I love working in AD (Active Directory) with PowerShell. I find that I have had to really dig in to learn some of the syntax nuances that you need to understand to really mine data and change configurations within Active Directory. This puzzle reflects the kind of situation that people have to deal with in PowerShell everyday. I am interested to see what kinds of approaches each of you will take, this is a real chance to learn more of the diversity of methods that can be used in Active Directory with PowerShell.

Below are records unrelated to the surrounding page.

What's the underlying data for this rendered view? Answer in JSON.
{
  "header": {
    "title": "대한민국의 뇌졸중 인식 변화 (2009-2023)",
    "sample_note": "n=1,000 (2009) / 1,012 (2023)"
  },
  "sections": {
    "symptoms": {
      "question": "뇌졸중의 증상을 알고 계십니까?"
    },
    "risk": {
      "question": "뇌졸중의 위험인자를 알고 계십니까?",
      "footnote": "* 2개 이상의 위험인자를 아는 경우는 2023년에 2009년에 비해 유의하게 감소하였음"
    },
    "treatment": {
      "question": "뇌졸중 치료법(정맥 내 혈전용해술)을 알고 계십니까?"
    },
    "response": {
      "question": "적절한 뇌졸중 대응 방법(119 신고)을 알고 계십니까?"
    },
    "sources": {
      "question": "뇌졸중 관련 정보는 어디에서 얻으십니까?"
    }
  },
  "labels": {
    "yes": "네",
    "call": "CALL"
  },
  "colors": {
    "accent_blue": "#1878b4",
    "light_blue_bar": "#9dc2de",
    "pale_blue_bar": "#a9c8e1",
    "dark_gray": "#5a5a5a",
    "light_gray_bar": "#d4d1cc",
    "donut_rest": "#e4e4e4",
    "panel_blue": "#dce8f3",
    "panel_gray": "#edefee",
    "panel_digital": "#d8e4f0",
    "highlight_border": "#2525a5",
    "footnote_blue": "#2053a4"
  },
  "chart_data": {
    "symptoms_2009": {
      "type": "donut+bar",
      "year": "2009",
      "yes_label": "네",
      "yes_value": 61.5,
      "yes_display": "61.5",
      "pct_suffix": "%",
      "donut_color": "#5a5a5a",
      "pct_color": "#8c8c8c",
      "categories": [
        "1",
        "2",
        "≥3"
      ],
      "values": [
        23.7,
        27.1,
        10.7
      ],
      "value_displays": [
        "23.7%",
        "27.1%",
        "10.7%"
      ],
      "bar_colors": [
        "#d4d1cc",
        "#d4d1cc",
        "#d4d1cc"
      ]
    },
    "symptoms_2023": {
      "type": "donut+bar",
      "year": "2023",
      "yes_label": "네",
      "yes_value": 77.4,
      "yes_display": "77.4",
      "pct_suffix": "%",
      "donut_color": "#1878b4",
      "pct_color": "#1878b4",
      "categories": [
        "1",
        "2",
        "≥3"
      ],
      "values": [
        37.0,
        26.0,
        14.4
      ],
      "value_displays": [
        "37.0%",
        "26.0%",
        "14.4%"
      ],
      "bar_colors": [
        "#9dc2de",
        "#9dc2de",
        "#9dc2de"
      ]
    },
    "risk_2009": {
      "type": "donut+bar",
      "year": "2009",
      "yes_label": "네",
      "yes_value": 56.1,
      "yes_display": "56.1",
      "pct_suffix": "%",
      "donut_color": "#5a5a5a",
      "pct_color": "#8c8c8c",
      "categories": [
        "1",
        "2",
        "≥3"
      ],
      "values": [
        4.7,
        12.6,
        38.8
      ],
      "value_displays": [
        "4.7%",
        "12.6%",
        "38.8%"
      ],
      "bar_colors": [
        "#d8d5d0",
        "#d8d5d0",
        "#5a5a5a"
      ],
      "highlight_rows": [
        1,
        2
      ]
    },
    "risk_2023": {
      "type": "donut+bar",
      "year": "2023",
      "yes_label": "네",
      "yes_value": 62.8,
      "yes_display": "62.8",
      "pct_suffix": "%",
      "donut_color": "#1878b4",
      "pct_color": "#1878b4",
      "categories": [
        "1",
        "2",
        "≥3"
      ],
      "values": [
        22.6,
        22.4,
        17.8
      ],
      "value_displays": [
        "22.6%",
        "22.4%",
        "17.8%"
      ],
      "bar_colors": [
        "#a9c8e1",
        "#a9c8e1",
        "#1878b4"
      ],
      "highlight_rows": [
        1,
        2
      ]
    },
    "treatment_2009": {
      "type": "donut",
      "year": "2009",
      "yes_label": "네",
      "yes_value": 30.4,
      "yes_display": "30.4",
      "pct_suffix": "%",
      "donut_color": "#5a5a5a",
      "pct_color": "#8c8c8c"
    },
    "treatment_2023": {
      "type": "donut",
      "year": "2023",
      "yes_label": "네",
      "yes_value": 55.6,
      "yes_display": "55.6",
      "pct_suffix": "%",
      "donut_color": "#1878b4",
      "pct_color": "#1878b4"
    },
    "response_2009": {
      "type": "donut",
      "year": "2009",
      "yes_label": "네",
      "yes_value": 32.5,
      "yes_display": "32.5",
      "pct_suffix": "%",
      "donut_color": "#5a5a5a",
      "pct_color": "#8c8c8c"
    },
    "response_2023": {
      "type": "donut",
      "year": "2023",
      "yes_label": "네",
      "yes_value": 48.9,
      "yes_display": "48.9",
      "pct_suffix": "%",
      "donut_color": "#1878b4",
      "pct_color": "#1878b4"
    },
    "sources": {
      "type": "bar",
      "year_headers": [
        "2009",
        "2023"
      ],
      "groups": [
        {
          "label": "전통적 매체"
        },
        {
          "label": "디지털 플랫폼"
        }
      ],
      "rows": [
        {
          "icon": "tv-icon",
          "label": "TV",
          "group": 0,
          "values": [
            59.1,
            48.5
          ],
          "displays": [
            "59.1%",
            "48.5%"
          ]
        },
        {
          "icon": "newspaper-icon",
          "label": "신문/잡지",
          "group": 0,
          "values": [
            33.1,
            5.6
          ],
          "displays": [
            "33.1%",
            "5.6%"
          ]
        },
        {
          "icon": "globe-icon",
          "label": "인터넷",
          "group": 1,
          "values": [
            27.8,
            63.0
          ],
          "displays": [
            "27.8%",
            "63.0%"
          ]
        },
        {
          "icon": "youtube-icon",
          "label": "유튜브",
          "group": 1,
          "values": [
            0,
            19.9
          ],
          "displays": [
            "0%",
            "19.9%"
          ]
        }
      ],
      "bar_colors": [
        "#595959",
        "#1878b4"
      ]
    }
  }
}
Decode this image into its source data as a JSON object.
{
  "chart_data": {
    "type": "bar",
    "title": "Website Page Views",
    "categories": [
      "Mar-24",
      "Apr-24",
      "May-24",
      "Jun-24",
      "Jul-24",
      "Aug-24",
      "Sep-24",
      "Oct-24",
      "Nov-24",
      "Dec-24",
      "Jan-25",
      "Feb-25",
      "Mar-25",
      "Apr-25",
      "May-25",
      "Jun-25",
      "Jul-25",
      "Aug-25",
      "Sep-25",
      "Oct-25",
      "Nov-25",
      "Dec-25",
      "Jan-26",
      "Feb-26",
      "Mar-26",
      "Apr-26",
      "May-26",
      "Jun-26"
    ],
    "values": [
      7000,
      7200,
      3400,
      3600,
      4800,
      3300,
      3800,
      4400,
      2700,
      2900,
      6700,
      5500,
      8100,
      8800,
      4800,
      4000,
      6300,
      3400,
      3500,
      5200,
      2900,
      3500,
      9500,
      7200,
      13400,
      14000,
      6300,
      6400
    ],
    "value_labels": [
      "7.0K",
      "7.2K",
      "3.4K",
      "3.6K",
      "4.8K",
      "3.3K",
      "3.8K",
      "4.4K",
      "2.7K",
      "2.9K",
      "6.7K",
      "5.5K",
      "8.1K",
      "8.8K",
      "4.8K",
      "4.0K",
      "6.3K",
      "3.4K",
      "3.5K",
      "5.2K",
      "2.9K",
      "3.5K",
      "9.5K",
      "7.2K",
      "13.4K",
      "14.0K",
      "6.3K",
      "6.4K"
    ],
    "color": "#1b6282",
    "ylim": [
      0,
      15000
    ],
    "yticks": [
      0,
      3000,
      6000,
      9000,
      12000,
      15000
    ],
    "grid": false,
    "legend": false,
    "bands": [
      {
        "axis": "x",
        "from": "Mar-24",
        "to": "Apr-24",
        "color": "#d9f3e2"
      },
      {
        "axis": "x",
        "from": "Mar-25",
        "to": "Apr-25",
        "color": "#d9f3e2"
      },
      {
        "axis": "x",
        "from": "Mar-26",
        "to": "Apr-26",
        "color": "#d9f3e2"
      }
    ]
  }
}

This month Bartek Bielawski has submitted two puzzles, I am going to post the beginner to medium one first and then the advanced one next month. This is going to be a real learning opportunity. Keep the puzzles coming in, Mike F. Robbinson has submitted one recently too, so you can look forward to that in a couple of months.
Here we go:
During an internal IT audit of rights on your file server it was discovered that certain group had rights to the share used by finance and HR with sensitive data and the main question is: who was able to access these files because of that. When it happens you are attending a conference (surprise, surprise) and can’t really do anything remotely. That doesn’t stop your boss from calling you and asking for help. All she wants is a list of all users that are members of that group. The problem is that this group suffers from snow-ball effect and has multiple nested groups, that contain nested groups, that contain nested…
You respond with “use Get-ADGroupMember -Recursive” but your boss complains, that when she tried to use it, she just got some red text on her screen with information, that common delete is not recognized. You roll your eyes and eventually decide to write a short script and send it over e-mail. Luckily, you have sandbox domain controller running on your laptop, so testing your code is not that difficult. As you are in the middle of an interesting talk, you try to make it as simple and minimalistic as possible. You also decide not to try any other tools that require something to be installed on a computer running the code. One call from the boss is enough.
- Solution has to be quick. Don’t waste time on producing nice, informative error messages.
Your boss won’t read them anyway
- Try to use a solution that requires least testing possible
- Writing simple function could be nice, but if you manage to get it done in two lines, or even one – just do it
- You are limited to build-in functionality only.